An easy to use tool to stream hardware performance counters data as CSV

Primary LanguageCMIT LicenseMIT

Why this tool?

You could use perf-stat (included in Linux) but its minimum resolution is 100 ms. This tool reached a resolution of 3 microseconds in some cases. More than 30000 times faster! I used this tool for some of my projects and even though it is extremely simple I could not find anything similar online (suggestions are welcome). So here it is.

Build

  • Download and untar PAPI
  • Set the right path to PAPI's folder in the Makefile (variable PAPI_DIR)
  • Build PAPI (./configure; make is enough)
  • Run make

That's it!

Usage

./quickhpc OPTIONS

where OPTIONS can be:

  • -c Path to the file that contains the list of events (one per line) to monitor (make sure they are available by running papi_avail)
  • -a PID of the process to attach to
  • -n Number of iterations, each iteration lasts the duration of an interval
  • -i Interval for each measurement (i.e. time between then the hpc is start and stopped) in the order of microseconds

The output of the program is organized as CSV data complete with headers and (for the time being) some debug prints at the top.
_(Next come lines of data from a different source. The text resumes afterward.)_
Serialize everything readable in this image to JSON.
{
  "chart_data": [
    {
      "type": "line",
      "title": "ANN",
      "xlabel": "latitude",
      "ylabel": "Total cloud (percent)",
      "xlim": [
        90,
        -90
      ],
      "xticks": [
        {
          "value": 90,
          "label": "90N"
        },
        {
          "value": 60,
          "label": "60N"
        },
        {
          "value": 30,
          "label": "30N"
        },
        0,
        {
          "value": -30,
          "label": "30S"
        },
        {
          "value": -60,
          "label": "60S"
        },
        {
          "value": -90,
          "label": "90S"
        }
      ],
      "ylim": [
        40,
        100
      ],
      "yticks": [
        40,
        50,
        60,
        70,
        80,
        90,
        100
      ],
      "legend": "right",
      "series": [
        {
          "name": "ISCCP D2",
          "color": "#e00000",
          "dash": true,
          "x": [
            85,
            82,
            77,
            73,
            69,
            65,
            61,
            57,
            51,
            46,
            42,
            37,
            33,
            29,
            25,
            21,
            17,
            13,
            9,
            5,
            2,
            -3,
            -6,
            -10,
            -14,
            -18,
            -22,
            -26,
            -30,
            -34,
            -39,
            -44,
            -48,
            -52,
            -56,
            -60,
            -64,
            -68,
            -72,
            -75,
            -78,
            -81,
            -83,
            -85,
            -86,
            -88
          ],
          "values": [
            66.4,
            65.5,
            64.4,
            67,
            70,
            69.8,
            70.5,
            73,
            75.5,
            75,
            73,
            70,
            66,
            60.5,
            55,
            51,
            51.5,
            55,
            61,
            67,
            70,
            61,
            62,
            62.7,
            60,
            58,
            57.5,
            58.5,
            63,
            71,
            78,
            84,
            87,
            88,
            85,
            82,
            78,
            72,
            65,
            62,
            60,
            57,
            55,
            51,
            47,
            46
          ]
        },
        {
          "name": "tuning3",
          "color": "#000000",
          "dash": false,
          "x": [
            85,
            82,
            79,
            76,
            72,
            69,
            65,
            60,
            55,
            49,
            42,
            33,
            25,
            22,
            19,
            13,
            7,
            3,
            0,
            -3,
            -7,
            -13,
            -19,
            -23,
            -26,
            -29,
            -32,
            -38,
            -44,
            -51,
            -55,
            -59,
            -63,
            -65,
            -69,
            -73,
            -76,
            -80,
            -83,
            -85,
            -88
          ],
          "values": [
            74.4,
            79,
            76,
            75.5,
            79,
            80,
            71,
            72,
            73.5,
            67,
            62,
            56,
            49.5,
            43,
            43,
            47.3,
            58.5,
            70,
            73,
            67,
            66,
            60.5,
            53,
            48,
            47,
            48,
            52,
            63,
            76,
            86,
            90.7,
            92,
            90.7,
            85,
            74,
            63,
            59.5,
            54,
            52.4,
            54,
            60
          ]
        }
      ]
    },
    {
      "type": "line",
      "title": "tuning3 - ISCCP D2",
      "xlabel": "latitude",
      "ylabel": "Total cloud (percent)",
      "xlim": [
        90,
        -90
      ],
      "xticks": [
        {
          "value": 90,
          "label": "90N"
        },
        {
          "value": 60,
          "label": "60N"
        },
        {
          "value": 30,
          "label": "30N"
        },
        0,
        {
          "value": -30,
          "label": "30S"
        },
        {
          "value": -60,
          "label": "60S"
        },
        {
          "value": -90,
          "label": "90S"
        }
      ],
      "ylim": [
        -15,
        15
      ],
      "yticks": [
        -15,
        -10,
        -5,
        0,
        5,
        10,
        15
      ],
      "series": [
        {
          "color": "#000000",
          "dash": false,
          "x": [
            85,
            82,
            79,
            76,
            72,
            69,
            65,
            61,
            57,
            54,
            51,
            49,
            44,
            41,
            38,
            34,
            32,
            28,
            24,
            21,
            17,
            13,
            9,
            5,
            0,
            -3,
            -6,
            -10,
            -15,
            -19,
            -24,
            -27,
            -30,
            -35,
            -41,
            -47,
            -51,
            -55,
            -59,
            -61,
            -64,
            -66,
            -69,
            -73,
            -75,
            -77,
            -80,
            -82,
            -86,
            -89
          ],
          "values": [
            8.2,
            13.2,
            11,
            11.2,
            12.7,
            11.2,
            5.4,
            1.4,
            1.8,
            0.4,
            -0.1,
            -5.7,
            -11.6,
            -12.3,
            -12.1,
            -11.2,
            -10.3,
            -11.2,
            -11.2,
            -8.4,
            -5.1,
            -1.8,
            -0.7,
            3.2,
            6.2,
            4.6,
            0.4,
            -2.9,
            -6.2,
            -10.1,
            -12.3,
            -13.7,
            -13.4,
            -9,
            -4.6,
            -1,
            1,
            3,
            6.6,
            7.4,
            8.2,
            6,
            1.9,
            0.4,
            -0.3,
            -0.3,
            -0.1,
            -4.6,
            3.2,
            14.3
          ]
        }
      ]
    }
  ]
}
An example follows:

Using config file: /home/user/events.conf
Monitoring the following events:
PAPI_TOT_INS
PAPI_L3_TCM
PAPI_L3_TCA
Monitoring for 10000 iterations
Attaching to PID: 5403
PAPI_TOT_INS,PAPI_L3_TCM,PAPI_L3_TCA
142948,9,307
128214,9,266
78173,69,363
124587,32,168
116464,38,209
126420,28,177
126188,27,133
118189,41,170
127132,25,179
130775,28,144
...

A sane, standard format.

Example

  • Collect data during an openssl signature for 1000 iterations (each iteration is as fast as papi_clockres reports):

openssl dgst -sha1 -sign test_data/private.pem test_data/test.pdf & quickhpc -a ${!} -c ~/papi/events.conf -n 10000 > data

  • Collect data about process 1234 for 100 iterations of 100 ms each:

quickhpc -a 1234 -n 100 -i 100000 -c my_events.conf

Events file

A simple file with the names of the events you want to monitor (you can retrieve the complete list of supported events by running papi_avail).

Example

PAPI_TOT_INS
PAPI_L3_TCM
PAPI_L3_TCA

Is used to retrieve total CPU instructions, total L3 cache misses and total L3 cache accesses.